The People v. Clinton Britt


(5-2, Judges Wilson and Rivera dissenting)

Issue before the Court: (1) was the evidence of Mr. Britt’s “intent to defraud, deceive or injure another” under Penal Law § 170.30 legally sufficient where he had $300 in counterfeit bills rubber-banded in a separate pants pocket?  (2) could the police officer forcibly detain Mr. Britt, who was drinking something from a brown paper bag, then ran into a commercial attraction in Times Square when the officer approached?


Held: Yes and yes, over a scathing Judge Wilson dissent.  As to the legal sufficiency issue, the majority acknowledged that, under its own precedent (People v. Bailey, 13 N.Y.3d 67 [2009]), possession of counterfeit bills, doesn’t itself establish intent to defraud (i.e., to pass the bills).  However, the majority distinguished Bailey, where the defendant possessed a smaller amount of counterfeit currency ($30), and the bills weren’t segregated from the defendant’s genuine bills. A Secret Service agent had testified at Mr. Britt’s trial that people who pass counterfeit currency will separate their counterfeit currency from their genuine bills.  As to the forcible detention, the majority found sufficient evidence in the record to support the mixed-law-and-fact determination that defendant, by drinking from a concealed container and then fleeing, “had committed, or was committing, a crime.”  (The majority also rejected the defendant’s challenge to the testimony of the Secret Service agent, finding defense counsel’s one-word “Objection” during the testimony inadequate to preserve the issue that he was not qualified to give expert testimony.). 

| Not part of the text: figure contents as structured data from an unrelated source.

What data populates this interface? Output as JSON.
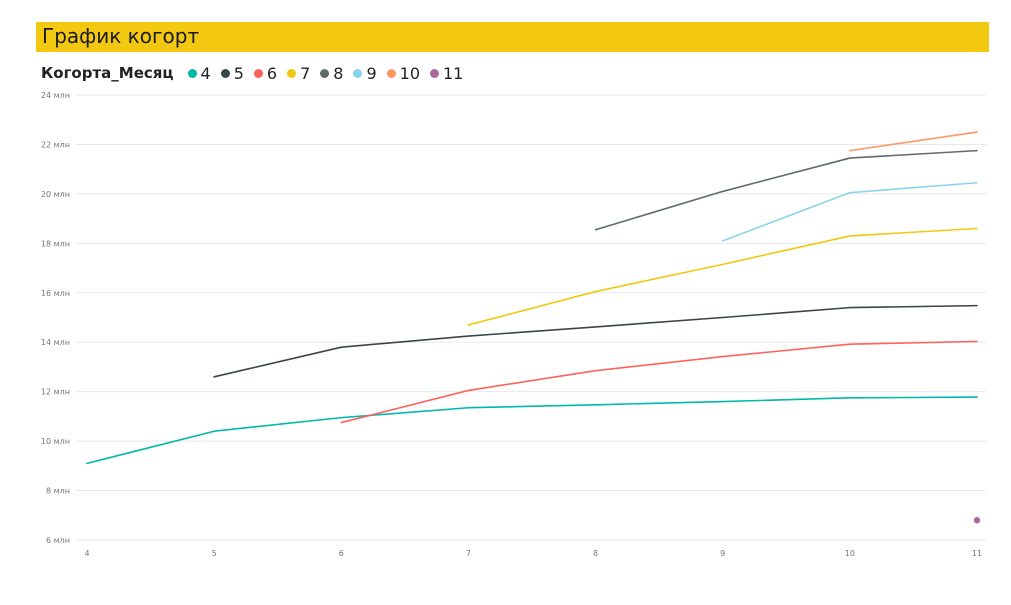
{
  "title": "График когорт",
  "legend": {
    "title": "Когорта_Месяц",
    "placement": "top-left"
  },
  "chart_data": {
    "type": "line",
    "title": "График когорт",
    "xlabel": "",
    "ylabel": "",
    "x_ticks": [
      "4",
      "5",
      "6",
      "7",
      "8",
      "9",
      "10",
      "11"
    ],
    "y_ticks": [
      "6 млн",
      "8 млн",
      "10 млн",
      "12 млн",
      "14 млн",
      "16 млн",
      "18 млн",
      "20 млн",
      "22 млн",
      "24 млн"
    ],
    "xlim": [
      4,
      11
    ],
    "ylim": [
      6,
      24
    ],
    "grid": true,
    "series": [
      {
        "name": "4",
        "color": "#01B8AA",
        "x": [
          4,
          5,
          6,
          7,
          8,
          9,
          10,
          11
        ],
        "y": [
          9.1,
          10.4,
          10.95,
          11.35,
          11.47,
          11.6,
          11.75,
          11.78
        ]
      },
      {
        "name": "5",
        "color": "#374649",
        "x": [
          5,
          6,
          7,
          8,
          9,
          10,
          11
        ],
        "y": [
          12.6,
          13.8,
          14.25,
          14.62,
          15.0,
          15.4,
          15.48
        ]
      },
      {
        "name": "6",
        "color": "#FD625E",
        "x": [
          6,
          7,
          8,
          9,
          10,
          11
        ],
        "y": [
          10.75,
          12.05,
          12.85,
          13.42,
          13.92,
          14.03
        ]
      },
      {
        "name": "7",
        "color": "#F2C80F",
        "x": [
          7,
          8,
          9,
          10,
          11
        ],
        "y": [
          14.7,
          16.05,
          17.15,
          18.3,
          18.6
        ]
      },
      {
        "name": "8",
        "color": "#5F6B6D",
        "x": [
          8,
          9,
          10,
          11
        ],
        "y": [
          18.55,
          20.1,
          21.45,
          21.75
        ]
      },
      {
        "name": "9",
        "color": "#8AD4EB",
        "x": [
          9,
          10,
          11
        ],
        "y": [
          18.1,
          20.05,
          20.45
        ]
      },
      {
        "name": "10",
        "color": "#FE9666",
        "x": [
          10,
          11
        ],
        "y": [
          21.75,
          22.5
        ]
      },
      {
        "name": "11",
        "color": "#A66999",
        "x": [
          11
        ],
        "y": [
          6.8
        ]
      }
    ]
  }
}
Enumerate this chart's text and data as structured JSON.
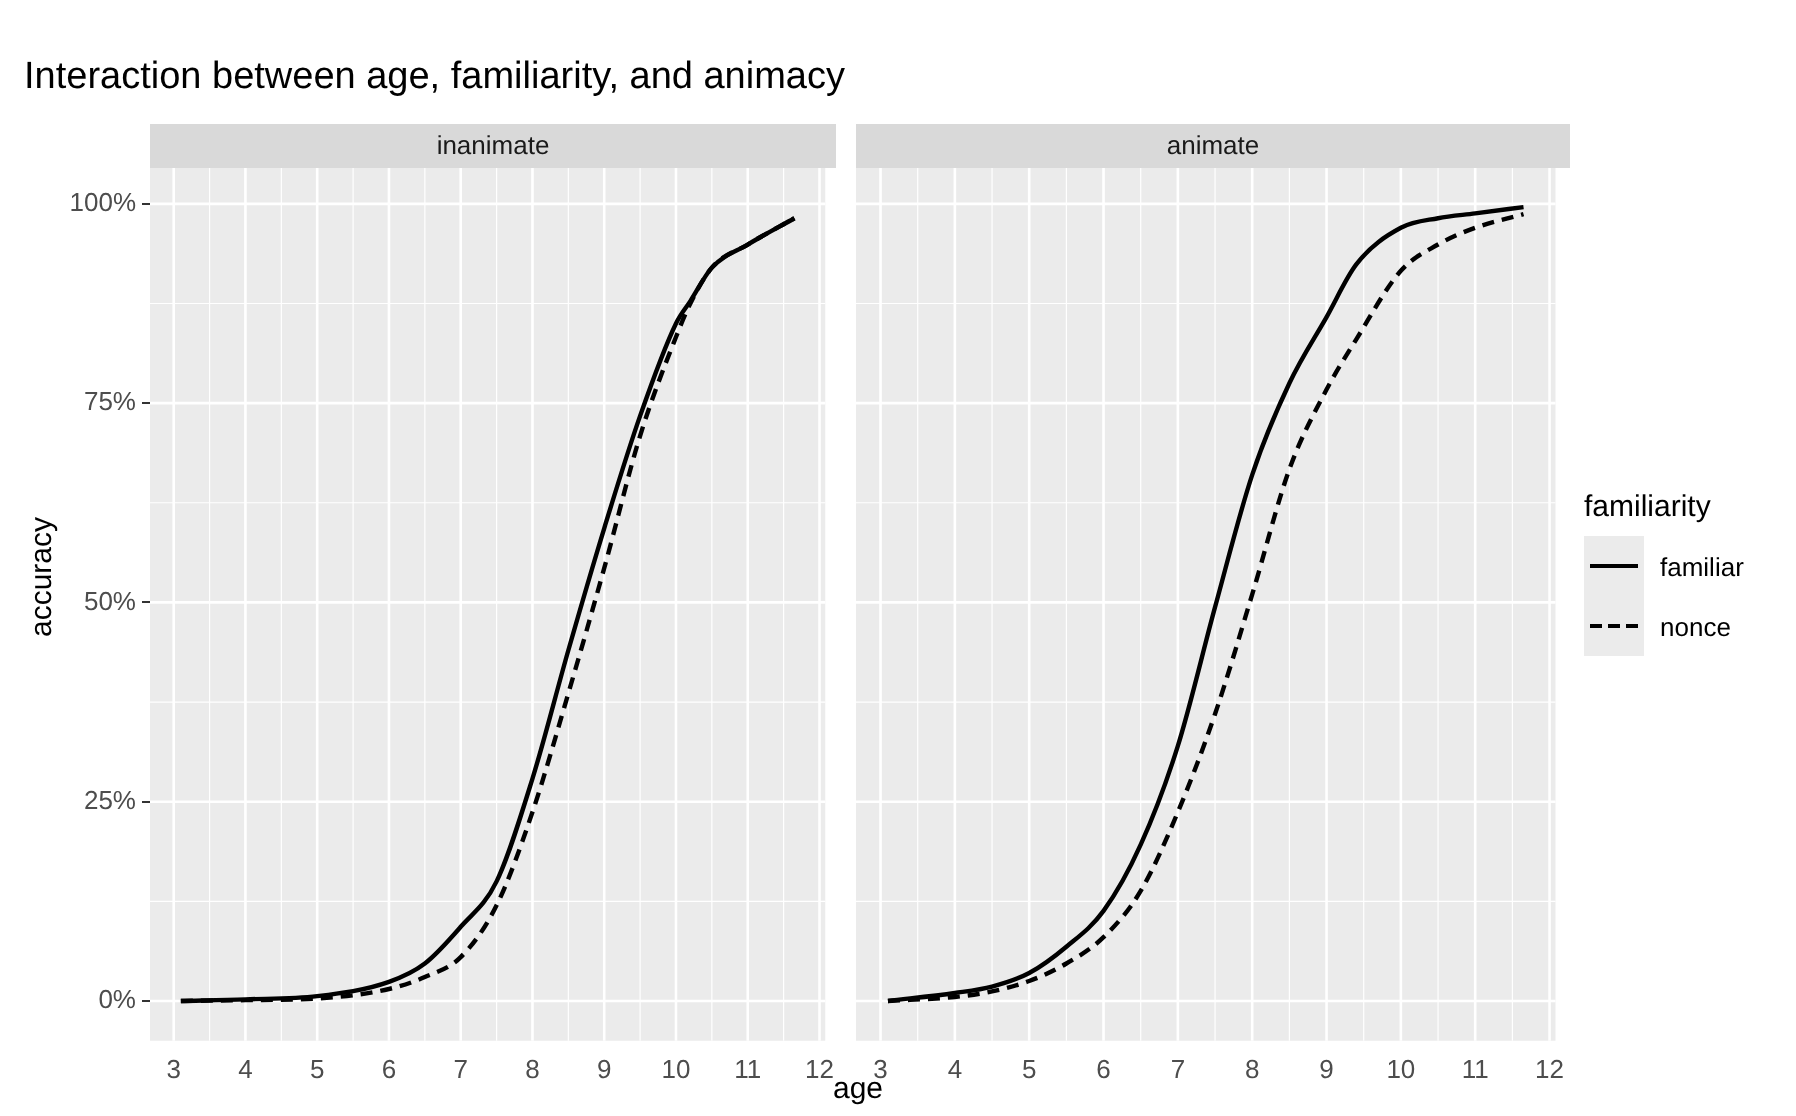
{
  "chart_data": [
    {
      "type": "line",
      "title": "Interaction between age,  familiarity, and animacy",
      "subtitle": "inanimate",
      "xlabel": "age",
      "ylabel": "accuracy",
      "x": [
        3.1,
        4,
        5,
        6,
        6.5,
        7,
        7.5,
        8,
        8.5,
        9,
        9.5,
        10,
        10.2,
        10.5,
        11,
        11.65
      ],
      "series": [
        {
          "name": "familiar",
          "color": "#000000",
          "line_style": "solid",
          "values": [
            0,
            0.2,
            0.6,
            2.4,
            4.7,
            9.3,
            15,
            27.9,
            44,
            59.3,
            73.4,
            85,
            87.8,
            92,
            94.9,
            98.2
          ]
        },
        {
          "name": "nonce",
          "color": "#000000",
          "line_style": "dashed",
          "values": [
            0,
            0.1,
            0.3,
            1.5,
            3,
            5.5,
            12,
            23.7,
            38.6,
            54.3,
            70.9,
            83.3,
            87.5,
            92,
            94.9,
            98.2
          ]
        }
      ],
      "xlim": [
        2.67,
        12.08
      ],
      "xticks": [
        3,
        4,
        5,
        6,
        7,
        8,
        9,
        10,
        11,
        12
      ],
      "ylim": [
        -5,
        104.5
      ],
      "yticks": [
        {
          "value": 0,
          "label": "0%"
        },
        {
          "value": 25,
          "label": "25%"
        },
        {
          "value": 50,
          "label": "50%"
        },
        {
          "value": 75,
          "label": "75%"
        },
        {
          "value": 100,
          "label": "100%"
        }
      ],
      "grid": true,
      "marker": "none",
      "legend": "right",
      "legend_title": "familiarity"
    },
    {
      "type": "line",
      "subtitle": "animate",
      "tick_labels": "x",
      "x": [
        3.1,
        4,
        4.5,
        5,
        5.5,
        6,
        6.5,
        7,
        7.5,
        8,
        8.5,
        9,
        9.4,
        10,
        10.5,
        11,
        11.65
      ],
      "series": [
        {
          "color": "#000000",
          "line_style": "solid",
          "values": [
            0,
            1,
            1.8,
            3.5,
            6.8,
            11.3,
            19.6,
            32,
            49.4,
            66,
            77.5,
            85.8,
            92.4,
            97,
            98.2,
            98.8,
            99.6
          ]
        },
        {
          "color": "#000000",
          "line_style": "dashed",
          "values": [
            0,
            0.5,
            1.2,
            2.5,
            4.7,
            8,
            13.8,
            23.7,
            36,
            51,
            66.7,
            76.7,
            83,
            91.6,
            94.9,
            97,
            98.7
          ]
        }
      ],
      "xlim": [
        2.67,
        12.08
      ],
      "xticks": [
        3,
        4,
        5,
        6,
        7,
        8,
        9,
        10,
        11,
        12
      ],
      "ylim": [
        -5,
        104.5
      ],
      "yticks": [
        0,
        25,
        50,
        75,
        100
      ],
      "grid": true,
      "marker": "none"
    }
  ]
}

Judge Wilson called out the majority on both issues.  For the majority to find the evidence of intent legally sufficient was “inexplicable” and overturned Bailey. In particular, that Mr. Britt had the counterfeit bills segregated was equally consistent with not intending to pass it at all. As such, that fact “had zero probative value as to intent” and therefore was not relevant evidence on which a trier of fact could rely.  


On the reasonable suspicion issue, Judge Wilson called this a “regression” to “policing based on stereotypes.” He criticized the legal basis for the seizure, correctly observing that drinking from an open container is a violation, not a crime. He also looked at the “larger context,” questioning how recent policies decriminalizing relatively minor offenses can be squared with chasing and forcibly detaining a man who was drinking from an open container, and then imprisoning him for years —  at taxpayer expense and causing harm to those who rely on him —  because he possessed $300 of counterfeit money. Judge Wilson’s dissent should be read in full, as it both excoriates this prosecution and humanizes Mr. Britt, something we rarely see from the courts, let alone the Court of Appeals. 


CAL Observes: Judge Wilson called out this racist and classist seizure and prosecution for what it was.  Advocates should use his dissent to support similar arguments, often the most apparent in search and seizure cases.  And humanizing our clients, even if not directly relevant to the legal issue, is important.  At least some judges may hear you.